Alloc the memory-space function malloc

Call form: type specifier *) malloc(size).

Type Specifier indicates what data type the area is used for.

Type specifier *) indicates that the return value is cast to that type pointer.

size" is an unsigned number.

For example: pc=(char *)malloc(100);

Indicates that 100 bytes of memory space are allocated and forcibly converted to a character array type, and the return value of the function is a pointer to the character array, and the pointer is assigned to the pointer variable pc.

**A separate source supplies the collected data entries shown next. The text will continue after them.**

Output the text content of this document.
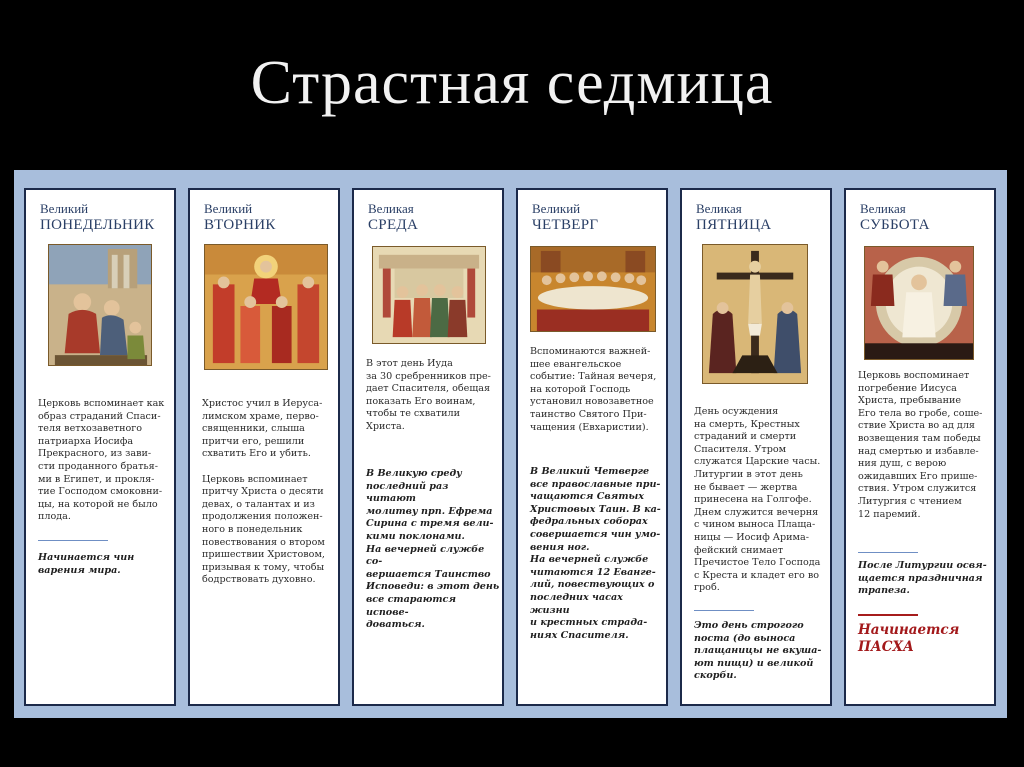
Страстная седмица
Великий
ПОНЕДЕЛЬНИК
Церковь вспоминает как
образ страданий Спаси-
теля ветхозаветного
патриарха Иосифа
Прекрасного, из зави-
сти проданного братья-
ми в Египет, и прокля-
тие Господом смоковни-
цы, на которой не было
плода.
Начинается чин
варения мира.
Великий
ВТОРНИК
Христос учил в Иеруса-
лимском храме, перво-
священники, слыша
притчи его, решили
схватить Его и убить.

Церковь вспоминает
притчу Христа о десяти
девах, о талантах и из
продолжения положен-
ного в понедельник
повествования о втором
пришествии Христовом,
призывая к тому, чтобы
бодрствовать духовно.
Великая
СРЕДА
В этот день Иуда
за 30 сребренников пре-
дает Спасителя, обещая
показать Его воинам,
чтобы те схватили
Христа.
В Великую среду
последний раз читают
молитву прп. Ефрема
Сирина с тремя вели-
кими поклонами.
На вечерней службе со-
вершается Таинство
Исповеди: в этот день
все стараются испове-
доваться.
Великий
ЧЕТВЕРГ
Вспоминаются важней-
шее евангельское
событие: Тайная вечеря,
на которой Господь
установил новозаветное
таинство Святого При-
чащения (Евхаристии).
В Великий Четверге
все православные при-
чащаются Святых
Христовых Таин. В ка-
федральных соборах
совершается чин умо-
вения ног.
На вечерней службе
читаются 12 Еванге-
лий, повествующих о
последних часах
жизни
и крестных страда-
ниях Спасителя.
Великая
ПЯТНИЦА
День осуждения
на смерть, Крестных
страданий и смерти
Спасителя. Утром
служатся Царские часы.
Литургии в этот день
не бывает — жертва
принесена на Голгофе.
Днем служится вечерня
с чином выноса Плаща-
ницы — Иосиф Арима-
фейский снимает
Пречистое Тело Господа
с Креста и кладет его во
гроб.
Это день строгого
поста (до выноса
плащаницы не вкуша-
ют пищи) и великой
скорби.
Великая
СУББОТА
Церковь воспоминает
погребение Иисуса
Христа, пребывание
Его тела во гробе, соше-
ствие Христа во ад для
возвещения там победы
над смертью и избавле-
ния душ, с верою
ожидавших Его прише-
ствия. Утром служится
Литургия с чтением
12 паремий.
После Литургии освя-
щается праздничная
трапеза.
Начинается
ПАСХА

This doesn't work, p is the struct student* type, malloc returns the void* type.

For type matching.

Therefore, the value returned by malloc should also be converted to struct studedt * before it can be assigned.

So it doesn't make sense to put the expansion outside.

struct student *p;

p = (struct studedt *)malloc(size)

p is a pointer to a sturct student, but malloc(size) returns (void *) to match struct student *p, so as long as the two are the same, it's OK....p = (struct studedt *)malloc(size), the area this points to is a struct student type.

I haven't written C for a long time, so I'll do my best to help you answer.

typedef struct means a new data type like lnode.

LinkList is a pointer to a data type such as a lnode, and this *linklist pointer points to the structure type of lnode.

If *linklist is output, the result will be the data that the pointer points to. The output linklist is the address of this *linklist pointer.

The p, q variables are used to store data such as linklist.

sizeof() is the size of the returned type, and malloc is the size of the application. (linklist) is a cast.